I looked away. My eyes rested on the photograph of the two of us that sat on the sideboard. ‘I don’t know,’ I said. ‘I know I wasn’t always like this. And now I am. So something must have happened. Something bad. I’m just saying that I know that. I know it must have been something awful. But even so, I want to know what. I have to know what it was. What happened to me. Don’t lie to me, Ben,’ I said. ‘Please.’

He reached across the table and took my hand. ‘Darling, I would never do that.’

And then he began. ‘It was December,’ he said. ‘Icy roads …’ and I listened, with a mounting sense of dread, as he told me about the car accident. When he had finished he picked up his knife and fork and carried on eating.

‘You’re sure?’ I said. ‘You’re sure it was an accident?’

He sighed. ‘Why?’

I tried to calculate how much to say. I didn’t want to reveal that I was writing again, keeping a journal, but wanted to be as honest as I could.

‘Earlier today I got an odd feeling,’ I said. ‘Almost like a memory. Somehow it felt like it had something to do with why I’m like this.’

‘What sort of feeling?’

‘I don’t know.’

‘A memory?’

‘Sort of.’

‘Well, did you remember specific things about what happened?’

I thought of the hotel room, the candles, the flowers. The feeling that they had not been from Ben, that it was not him I had opened the door to in that room. I thought, too, of the feeling that I could not breathe. ‘What sort of thing?’ I said.

‘Any details, really. The type of car that hit you? Even just the colour? Whether you saw who was driving it?’

I wanted to scream at him, Why are you asking me to believe I was hit by a car ? Can it really be that it is an easier story to believe than whatever did happen?

An easier story to hear, I thought, or an easier one to tell?
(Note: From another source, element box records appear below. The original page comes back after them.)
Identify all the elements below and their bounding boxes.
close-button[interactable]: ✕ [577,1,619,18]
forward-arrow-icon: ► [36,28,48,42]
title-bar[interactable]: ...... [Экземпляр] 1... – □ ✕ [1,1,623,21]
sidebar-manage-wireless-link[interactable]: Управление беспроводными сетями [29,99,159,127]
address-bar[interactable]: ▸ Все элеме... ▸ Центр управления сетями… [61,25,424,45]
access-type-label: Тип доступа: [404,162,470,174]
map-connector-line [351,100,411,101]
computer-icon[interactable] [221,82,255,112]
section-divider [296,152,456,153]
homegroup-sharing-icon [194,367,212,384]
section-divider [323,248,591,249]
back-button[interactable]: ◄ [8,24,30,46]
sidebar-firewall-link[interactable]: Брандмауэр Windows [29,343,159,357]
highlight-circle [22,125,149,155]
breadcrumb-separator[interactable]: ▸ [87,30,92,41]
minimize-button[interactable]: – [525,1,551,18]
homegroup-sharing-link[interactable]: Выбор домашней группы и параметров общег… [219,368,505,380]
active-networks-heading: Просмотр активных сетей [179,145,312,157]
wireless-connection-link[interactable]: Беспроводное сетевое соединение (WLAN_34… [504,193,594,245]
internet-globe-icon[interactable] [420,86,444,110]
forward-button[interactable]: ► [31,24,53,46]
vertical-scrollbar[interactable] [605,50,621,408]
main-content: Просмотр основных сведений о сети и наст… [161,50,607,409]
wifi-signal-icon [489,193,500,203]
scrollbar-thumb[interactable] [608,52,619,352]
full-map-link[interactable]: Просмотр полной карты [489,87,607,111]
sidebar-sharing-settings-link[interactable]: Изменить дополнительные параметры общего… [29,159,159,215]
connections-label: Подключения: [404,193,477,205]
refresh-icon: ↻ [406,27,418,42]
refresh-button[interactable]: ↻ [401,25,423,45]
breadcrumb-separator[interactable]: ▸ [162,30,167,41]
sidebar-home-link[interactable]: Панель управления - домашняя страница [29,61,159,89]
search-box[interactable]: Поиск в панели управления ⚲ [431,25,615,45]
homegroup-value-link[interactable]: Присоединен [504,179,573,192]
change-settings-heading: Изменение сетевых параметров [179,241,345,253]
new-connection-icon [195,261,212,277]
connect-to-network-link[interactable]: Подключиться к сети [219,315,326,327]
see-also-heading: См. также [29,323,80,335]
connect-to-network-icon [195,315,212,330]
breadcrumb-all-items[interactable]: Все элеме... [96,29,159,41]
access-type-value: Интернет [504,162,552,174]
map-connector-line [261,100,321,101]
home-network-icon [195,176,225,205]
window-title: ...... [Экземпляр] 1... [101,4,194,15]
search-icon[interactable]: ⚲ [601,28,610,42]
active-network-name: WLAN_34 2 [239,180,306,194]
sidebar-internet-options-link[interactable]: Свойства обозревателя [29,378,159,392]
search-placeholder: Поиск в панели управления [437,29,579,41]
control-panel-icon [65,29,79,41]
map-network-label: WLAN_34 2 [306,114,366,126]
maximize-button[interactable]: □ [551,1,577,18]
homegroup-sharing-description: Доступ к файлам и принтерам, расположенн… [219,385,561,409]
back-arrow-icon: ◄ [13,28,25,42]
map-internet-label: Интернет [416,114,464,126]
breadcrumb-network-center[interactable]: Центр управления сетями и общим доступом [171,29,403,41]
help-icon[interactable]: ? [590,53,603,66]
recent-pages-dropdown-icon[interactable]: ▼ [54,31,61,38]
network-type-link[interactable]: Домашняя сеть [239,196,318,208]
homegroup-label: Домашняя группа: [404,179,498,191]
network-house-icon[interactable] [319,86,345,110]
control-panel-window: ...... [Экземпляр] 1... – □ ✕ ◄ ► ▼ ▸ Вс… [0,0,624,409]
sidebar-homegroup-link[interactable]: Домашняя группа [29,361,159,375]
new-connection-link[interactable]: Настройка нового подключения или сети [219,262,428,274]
I wondered what he would do if I was to say, Actually, no. I don’t even remember being hit by a car. I remember being in a hotel room, waiting for someone who wasn’t you .

‘No,’ I said. ‘Not really. It was more just a general impression.’

‘A general impression?’ he said. ‘What do you mean, “a general impression”?’

He had raised his voice, sounded almost angry. I was no longer sure I wanted to continue the discussion.

‘Nothing,’ I said. ‘It was nothing. Just an odd feeling, as if something really bad were happening, and a feeling of pain. But I don’t remember any details.’

He seemed to relax. ‘It’s probably nothing,’ he said. ‘Just the mind playing tricks on you. Try to just ignore it.’

Ignore it? I thought. How could he ask me to do that? Was he frightened of me remembering the truth?